Luke Lea Papers, Frierson-Warfield Papers & Karl M. Kleeman Photo Collection. These three collections offer a thoughtful look at life on the Western Front during World War I. Two of them portray the wartime activities of the 114th Field Artillery, 30th (Old Hickory) Division, Tennessee’s only fully volunteer regiment. It was a storied unit that boasted a former governor and future senator. The Lea Papers (Mf. 1541) include images of Pershing and his staff, French battlefields, modern weaponry and many of Lea and his men–including the team that attempted to capture the Kaiser. The Frierson-Warfield Papers (not microfilmed) contain personal as well as Signal Corps photographs of battle fronts, the Hindenburg Line and destruction of the French countryside. The Kleeman Collection is the most graphic of the three and shows war carnage. Kleeman, of Clarksville, was a sergeant in the 115th Field Artillery. TSLA Mf. 1541

Gov. Prentice Cooper Papers, 1939-1945. Cooper was governor during a critical time in the state and nation’s history—World War II—and his papers reflect the significance of the era.

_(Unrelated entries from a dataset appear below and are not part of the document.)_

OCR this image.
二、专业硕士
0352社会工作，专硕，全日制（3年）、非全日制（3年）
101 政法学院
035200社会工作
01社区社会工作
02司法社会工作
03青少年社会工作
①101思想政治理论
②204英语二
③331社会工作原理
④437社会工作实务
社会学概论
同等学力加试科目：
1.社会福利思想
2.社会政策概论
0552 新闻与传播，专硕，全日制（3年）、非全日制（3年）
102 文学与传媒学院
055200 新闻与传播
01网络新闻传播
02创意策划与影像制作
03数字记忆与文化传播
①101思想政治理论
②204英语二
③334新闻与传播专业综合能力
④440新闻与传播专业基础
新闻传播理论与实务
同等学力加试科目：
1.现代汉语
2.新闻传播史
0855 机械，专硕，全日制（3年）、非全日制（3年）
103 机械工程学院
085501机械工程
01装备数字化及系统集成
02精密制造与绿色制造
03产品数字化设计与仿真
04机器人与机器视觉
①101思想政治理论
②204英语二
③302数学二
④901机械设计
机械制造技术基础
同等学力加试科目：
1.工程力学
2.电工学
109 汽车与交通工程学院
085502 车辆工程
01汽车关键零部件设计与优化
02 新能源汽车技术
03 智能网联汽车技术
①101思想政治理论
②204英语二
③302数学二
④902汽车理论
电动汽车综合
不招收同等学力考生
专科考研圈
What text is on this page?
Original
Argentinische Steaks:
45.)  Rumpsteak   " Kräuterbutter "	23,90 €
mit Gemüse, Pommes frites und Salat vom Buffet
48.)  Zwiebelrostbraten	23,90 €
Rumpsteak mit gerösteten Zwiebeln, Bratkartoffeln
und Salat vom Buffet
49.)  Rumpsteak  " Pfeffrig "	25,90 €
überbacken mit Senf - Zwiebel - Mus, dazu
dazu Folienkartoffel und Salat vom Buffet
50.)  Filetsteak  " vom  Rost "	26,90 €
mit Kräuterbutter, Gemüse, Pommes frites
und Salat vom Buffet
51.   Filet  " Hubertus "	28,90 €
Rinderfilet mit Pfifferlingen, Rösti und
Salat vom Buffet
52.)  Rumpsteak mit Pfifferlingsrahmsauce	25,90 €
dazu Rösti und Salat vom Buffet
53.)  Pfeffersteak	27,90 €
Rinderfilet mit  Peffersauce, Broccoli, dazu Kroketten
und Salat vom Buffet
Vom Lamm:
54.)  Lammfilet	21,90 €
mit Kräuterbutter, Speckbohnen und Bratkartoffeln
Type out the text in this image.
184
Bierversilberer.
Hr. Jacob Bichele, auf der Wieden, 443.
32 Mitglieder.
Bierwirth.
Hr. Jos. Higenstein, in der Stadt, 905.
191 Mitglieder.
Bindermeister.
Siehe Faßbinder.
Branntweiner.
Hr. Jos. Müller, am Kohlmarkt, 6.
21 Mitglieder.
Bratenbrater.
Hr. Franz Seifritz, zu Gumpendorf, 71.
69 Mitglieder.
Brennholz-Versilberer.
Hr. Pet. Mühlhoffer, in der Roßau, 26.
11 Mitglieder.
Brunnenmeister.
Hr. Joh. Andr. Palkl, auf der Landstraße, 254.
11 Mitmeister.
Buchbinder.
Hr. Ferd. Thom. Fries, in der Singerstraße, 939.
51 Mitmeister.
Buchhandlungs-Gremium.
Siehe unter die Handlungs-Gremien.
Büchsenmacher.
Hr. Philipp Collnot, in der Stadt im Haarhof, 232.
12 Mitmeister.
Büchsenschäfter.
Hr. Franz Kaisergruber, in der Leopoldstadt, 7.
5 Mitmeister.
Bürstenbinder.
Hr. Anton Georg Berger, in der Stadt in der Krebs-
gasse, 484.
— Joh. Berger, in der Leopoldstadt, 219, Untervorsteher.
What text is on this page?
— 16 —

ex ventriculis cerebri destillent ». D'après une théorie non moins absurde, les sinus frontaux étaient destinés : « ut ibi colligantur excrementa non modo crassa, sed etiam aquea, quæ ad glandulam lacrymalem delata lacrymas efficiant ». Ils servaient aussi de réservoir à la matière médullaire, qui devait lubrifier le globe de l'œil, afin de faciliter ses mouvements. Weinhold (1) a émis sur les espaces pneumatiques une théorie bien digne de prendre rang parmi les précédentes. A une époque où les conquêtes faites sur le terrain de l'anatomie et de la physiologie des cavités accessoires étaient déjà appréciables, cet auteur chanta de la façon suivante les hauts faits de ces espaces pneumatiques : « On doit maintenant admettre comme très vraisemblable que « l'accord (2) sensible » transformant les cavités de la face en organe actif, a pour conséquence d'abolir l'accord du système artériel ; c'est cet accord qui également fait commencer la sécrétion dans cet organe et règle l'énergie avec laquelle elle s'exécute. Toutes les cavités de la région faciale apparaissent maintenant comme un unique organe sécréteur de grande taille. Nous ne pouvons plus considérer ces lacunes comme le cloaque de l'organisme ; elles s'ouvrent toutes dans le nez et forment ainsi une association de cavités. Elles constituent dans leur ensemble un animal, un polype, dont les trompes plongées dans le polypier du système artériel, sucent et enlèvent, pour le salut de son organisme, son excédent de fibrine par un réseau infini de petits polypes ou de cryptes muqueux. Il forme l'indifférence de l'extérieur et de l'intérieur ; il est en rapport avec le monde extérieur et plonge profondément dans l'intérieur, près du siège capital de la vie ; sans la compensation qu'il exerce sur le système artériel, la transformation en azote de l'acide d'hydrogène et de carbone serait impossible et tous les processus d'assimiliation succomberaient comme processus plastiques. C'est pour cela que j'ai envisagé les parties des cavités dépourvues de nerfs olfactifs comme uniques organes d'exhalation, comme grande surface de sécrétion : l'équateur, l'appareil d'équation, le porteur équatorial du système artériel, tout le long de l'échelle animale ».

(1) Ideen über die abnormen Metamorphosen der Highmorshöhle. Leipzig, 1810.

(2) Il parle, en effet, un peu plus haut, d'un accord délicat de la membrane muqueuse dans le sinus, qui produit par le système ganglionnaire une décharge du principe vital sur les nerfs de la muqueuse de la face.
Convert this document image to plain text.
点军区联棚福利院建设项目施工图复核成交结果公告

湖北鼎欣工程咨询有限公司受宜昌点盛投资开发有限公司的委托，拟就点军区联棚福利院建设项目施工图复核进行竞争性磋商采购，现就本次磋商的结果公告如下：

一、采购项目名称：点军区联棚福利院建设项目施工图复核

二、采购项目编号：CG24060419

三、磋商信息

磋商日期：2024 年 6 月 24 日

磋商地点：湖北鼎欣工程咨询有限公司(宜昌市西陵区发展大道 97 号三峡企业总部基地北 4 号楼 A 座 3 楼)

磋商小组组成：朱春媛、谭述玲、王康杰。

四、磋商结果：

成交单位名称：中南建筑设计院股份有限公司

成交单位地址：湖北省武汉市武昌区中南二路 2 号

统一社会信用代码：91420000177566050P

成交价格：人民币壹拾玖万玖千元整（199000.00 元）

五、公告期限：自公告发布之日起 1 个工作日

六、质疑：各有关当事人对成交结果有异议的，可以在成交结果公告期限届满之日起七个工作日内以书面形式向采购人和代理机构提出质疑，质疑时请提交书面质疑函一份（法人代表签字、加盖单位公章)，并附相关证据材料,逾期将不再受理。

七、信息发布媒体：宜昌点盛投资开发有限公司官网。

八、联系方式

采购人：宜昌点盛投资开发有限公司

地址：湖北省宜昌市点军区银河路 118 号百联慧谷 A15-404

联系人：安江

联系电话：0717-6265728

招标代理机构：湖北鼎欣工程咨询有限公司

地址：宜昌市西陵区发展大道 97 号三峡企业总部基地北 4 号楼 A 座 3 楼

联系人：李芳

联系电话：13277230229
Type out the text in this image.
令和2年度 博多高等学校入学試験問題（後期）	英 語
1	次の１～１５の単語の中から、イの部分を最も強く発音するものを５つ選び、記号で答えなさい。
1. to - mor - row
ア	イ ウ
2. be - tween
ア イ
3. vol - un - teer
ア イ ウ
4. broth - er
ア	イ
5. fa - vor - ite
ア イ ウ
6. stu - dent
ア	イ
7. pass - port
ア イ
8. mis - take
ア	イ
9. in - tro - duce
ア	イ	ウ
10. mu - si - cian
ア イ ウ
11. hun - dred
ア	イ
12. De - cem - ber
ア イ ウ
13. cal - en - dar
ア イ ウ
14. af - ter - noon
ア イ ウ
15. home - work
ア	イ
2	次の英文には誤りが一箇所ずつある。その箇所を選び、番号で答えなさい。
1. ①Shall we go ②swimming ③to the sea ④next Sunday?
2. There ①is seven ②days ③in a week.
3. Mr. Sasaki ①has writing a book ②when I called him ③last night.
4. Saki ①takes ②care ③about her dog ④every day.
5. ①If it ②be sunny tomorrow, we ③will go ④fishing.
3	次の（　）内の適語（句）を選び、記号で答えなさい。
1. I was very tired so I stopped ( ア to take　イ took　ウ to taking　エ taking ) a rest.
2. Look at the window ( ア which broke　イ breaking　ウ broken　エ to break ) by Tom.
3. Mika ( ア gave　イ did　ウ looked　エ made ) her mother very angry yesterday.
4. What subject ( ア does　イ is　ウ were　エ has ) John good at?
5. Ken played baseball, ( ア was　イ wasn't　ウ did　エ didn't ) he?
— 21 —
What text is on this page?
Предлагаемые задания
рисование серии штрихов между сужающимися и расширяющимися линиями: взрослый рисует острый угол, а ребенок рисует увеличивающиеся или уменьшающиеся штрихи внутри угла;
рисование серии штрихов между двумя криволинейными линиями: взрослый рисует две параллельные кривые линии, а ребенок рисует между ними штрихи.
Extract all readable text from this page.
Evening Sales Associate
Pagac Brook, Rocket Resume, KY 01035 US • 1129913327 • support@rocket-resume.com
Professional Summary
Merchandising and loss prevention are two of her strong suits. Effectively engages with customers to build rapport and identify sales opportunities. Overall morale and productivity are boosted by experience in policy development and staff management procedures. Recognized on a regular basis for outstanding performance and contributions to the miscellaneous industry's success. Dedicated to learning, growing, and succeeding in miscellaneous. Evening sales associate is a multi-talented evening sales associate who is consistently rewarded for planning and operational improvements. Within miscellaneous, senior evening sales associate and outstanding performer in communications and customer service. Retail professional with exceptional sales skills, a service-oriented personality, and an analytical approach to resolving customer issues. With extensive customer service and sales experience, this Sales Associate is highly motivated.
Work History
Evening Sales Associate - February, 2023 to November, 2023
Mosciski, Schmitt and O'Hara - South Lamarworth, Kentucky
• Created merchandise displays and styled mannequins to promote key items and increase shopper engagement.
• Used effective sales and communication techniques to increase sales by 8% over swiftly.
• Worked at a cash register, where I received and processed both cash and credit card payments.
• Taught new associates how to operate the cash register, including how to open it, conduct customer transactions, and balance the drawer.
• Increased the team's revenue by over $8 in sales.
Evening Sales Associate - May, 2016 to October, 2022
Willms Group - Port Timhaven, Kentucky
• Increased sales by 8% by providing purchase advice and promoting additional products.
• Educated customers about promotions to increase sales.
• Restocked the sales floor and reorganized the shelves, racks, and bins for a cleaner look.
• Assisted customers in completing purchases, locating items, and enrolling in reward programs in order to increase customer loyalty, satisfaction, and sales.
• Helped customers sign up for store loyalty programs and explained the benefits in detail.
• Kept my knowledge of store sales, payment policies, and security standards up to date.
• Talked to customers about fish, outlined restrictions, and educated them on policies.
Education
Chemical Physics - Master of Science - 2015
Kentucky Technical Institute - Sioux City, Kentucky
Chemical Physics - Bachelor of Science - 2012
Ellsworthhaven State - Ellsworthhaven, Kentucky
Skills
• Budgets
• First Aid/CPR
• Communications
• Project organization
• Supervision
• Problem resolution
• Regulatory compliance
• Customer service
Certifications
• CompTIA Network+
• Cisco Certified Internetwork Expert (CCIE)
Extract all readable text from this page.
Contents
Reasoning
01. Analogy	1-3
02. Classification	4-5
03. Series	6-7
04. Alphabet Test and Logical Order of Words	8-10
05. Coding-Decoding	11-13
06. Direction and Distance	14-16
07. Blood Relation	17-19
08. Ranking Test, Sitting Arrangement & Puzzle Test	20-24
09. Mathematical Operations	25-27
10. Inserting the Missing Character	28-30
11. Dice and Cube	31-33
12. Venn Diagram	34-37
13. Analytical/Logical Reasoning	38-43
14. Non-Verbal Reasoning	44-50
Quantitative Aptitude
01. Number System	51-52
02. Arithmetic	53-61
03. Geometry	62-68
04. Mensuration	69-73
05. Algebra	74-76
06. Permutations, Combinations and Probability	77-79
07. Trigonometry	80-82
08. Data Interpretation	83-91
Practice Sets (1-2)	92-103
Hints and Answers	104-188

The photographs portray a progressive administration in wartime and include the Tennessee State Guard, mental and correctional institutions, Camp Forrest, Hollywood actors, armories, and the Home Food Supply Program. TSLA Mf. GP 44

Gov. Frank Clement Papers, 1953-1959. Clement amassed an impressive collection of photographs during his years of public service. The governor, who rose to national prominence after giving a rousing keynote address at the 1956 Democratic national convention, expanded gubernatorial power during his three administrations. Captured on film are campaign events, family scenes, Hollywood and Grand Ole Opry stars, cabinet members, Billy Graham, and President Eisenhower. TSLA Mf. GP 47

Roland A. Alven Collection, 1937. Images chronicling the catastrophic Cumberland and Tennessee River floods of 1937 show the vast damage to towns and countryside in Tennessee and Kentucky. More than 250,000 people were displaced during the floods and refugees flocked to higher ground. Many consider it to be the greatest natural disaster of the 20th century. (Not microfilmed)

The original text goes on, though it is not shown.